Bien que la population mondiale continue de croître, le vieillissement de la population s’impose de plus en plus comme un défi majeur. Augmenter la productivité et organiser une immigration efficace sont essentiels pour préserver notre niveau de prospérité. Sans immigration, la population européenne aurait déjà commencé à décliner.

La planète compte aujourd’hui plus de 8 milliards d’habitants, un seuil franchi en 2022 selon les Nations unies. Cette croissance démographique est loin d’être terminée. “Nous connaissons encore une croissance significative de la population mondiale. Le taux de reproduction reste supérieur à 1, explique Jan Van Bavel, professeur de démographie à la KU Leuven. Cependant, le rythme de croissance commence à ralentir, même en Afrique.
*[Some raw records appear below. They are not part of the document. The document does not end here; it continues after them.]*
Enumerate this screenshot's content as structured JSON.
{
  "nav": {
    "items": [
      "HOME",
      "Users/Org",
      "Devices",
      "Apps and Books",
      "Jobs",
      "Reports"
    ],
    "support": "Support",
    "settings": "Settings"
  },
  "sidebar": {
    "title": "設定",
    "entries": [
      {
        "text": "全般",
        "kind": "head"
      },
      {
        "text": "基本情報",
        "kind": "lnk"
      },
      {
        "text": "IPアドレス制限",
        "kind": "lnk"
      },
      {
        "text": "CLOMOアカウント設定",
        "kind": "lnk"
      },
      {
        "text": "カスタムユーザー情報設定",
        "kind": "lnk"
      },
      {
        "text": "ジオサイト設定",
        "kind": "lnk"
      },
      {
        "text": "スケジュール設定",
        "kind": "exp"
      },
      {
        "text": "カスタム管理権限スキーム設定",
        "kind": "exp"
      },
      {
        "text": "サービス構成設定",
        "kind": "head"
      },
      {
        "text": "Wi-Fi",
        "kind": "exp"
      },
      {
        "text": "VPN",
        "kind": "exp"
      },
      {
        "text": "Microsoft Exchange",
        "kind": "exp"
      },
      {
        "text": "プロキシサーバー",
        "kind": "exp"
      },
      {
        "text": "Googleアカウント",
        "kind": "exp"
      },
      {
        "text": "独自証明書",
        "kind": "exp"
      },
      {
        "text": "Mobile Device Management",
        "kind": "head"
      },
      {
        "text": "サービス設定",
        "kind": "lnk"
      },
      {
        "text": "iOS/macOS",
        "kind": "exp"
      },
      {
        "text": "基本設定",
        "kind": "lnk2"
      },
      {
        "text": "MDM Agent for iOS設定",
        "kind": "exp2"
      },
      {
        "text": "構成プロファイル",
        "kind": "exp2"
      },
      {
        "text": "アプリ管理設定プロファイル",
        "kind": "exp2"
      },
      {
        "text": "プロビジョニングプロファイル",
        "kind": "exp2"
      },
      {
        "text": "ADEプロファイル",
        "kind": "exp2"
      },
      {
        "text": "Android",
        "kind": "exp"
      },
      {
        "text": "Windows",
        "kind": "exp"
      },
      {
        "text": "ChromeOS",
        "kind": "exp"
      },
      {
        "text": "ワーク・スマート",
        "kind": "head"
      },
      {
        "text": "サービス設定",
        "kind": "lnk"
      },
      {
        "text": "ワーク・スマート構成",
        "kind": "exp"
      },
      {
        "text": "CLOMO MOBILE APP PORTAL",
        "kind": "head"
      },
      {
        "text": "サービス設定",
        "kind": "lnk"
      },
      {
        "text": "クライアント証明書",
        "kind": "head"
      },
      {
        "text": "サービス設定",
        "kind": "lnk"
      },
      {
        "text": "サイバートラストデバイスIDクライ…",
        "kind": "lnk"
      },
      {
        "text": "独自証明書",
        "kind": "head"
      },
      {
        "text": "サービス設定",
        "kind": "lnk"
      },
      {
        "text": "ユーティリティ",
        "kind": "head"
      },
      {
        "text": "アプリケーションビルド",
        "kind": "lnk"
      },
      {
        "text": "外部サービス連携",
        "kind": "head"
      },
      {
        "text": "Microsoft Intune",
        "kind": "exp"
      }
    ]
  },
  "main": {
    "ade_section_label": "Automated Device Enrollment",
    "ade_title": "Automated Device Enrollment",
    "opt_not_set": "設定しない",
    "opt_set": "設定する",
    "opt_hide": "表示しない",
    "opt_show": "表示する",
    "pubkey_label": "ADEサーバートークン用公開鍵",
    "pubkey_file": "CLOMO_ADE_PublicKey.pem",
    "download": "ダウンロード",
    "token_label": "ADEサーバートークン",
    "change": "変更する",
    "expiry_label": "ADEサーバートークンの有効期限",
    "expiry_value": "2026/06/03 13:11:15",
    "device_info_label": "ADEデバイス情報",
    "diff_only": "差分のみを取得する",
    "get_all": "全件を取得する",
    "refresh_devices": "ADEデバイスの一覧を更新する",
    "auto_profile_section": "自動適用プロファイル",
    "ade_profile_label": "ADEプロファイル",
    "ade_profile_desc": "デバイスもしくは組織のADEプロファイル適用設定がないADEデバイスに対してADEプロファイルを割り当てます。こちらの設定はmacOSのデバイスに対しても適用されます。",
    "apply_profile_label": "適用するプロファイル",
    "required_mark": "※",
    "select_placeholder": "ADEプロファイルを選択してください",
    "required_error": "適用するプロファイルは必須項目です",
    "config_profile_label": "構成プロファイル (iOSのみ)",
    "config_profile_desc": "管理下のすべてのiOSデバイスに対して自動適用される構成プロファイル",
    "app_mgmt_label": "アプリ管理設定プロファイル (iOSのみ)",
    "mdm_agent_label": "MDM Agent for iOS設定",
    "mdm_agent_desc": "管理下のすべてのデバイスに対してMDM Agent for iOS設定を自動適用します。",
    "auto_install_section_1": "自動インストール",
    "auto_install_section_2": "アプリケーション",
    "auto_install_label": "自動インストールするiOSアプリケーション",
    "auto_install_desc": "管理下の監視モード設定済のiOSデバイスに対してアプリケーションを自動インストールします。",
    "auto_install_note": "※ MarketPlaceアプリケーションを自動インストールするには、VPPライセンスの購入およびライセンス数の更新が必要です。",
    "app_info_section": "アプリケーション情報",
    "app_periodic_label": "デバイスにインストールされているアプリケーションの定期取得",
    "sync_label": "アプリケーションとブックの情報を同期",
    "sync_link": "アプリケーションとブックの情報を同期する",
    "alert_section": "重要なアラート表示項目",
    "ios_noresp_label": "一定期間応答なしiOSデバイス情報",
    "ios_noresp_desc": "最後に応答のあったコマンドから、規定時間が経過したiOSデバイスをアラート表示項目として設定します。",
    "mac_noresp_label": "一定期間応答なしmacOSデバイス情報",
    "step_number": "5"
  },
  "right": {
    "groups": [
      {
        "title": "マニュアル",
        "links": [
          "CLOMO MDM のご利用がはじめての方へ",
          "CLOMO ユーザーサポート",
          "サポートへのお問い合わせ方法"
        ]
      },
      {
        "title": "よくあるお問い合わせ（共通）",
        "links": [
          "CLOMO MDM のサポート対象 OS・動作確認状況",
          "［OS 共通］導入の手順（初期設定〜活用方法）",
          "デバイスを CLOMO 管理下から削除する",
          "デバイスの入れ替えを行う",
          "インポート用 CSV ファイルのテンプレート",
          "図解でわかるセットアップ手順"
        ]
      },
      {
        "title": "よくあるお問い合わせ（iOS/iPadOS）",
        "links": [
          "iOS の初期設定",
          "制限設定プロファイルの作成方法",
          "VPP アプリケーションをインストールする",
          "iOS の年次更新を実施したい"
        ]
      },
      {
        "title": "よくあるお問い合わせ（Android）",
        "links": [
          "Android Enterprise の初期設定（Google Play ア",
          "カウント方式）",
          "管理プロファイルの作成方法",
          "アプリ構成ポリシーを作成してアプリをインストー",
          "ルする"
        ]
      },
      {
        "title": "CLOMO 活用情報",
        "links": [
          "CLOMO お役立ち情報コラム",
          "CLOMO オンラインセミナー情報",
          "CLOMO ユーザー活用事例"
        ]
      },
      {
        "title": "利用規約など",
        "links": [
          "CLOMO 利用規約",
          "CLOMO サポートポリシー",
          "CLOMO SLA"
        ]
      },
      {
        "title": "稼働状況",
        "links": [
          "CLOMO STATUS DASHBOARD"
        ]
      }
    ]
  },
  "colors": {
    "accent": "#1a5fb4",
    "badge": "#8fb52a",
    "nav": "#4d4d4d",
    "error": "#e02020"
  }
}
Dans la plupart des pays africains, le taux de fécondité est en baisse.” Le vieillissement de la population s’impose de plus en plus comme un défi important.

“Si l’Afrique continue de connaître une forte croissance démographique, la situation est bien plus préoccupante dans d’autres régions du monde, observe Nabil Jijakli, Deputy CEO de Credendo. En Europe, le vieillissement est déjà un phénomène bien établi, particulièrement dans le sud. En Europe de l’Est, il est accentué par l’émigration. En Bulgarie, par exemple, la population a diminué d’un cinquième en 20 ans. D’autres régions connaissent également des urgences démographiques. Si le Japon n’intervient pas, sa population pourrait chuter de 40 millions d’habitants d’ici 2065, soit une baisse de plus de 30 %. En Corée du Sud, la population pourrait s’effondrer de plus de 50 % d’ici 2100. En Chine, une décroissance démographique a déjà commencé, et ce pays risque de vieillir avant de devenir riche. Le Moyen-Orient et l’Amérique du Sud, eux aussi, voient leur croissance démographique ralentir. Au Pérou et au Chili, le taux de natalité est déjà bien en dessous du niveau de remplacement.”

Avec leur croissance démographique, les États-Unis sont aujourd’hui la puissance mondiale aux perspectives les plus prometteuses.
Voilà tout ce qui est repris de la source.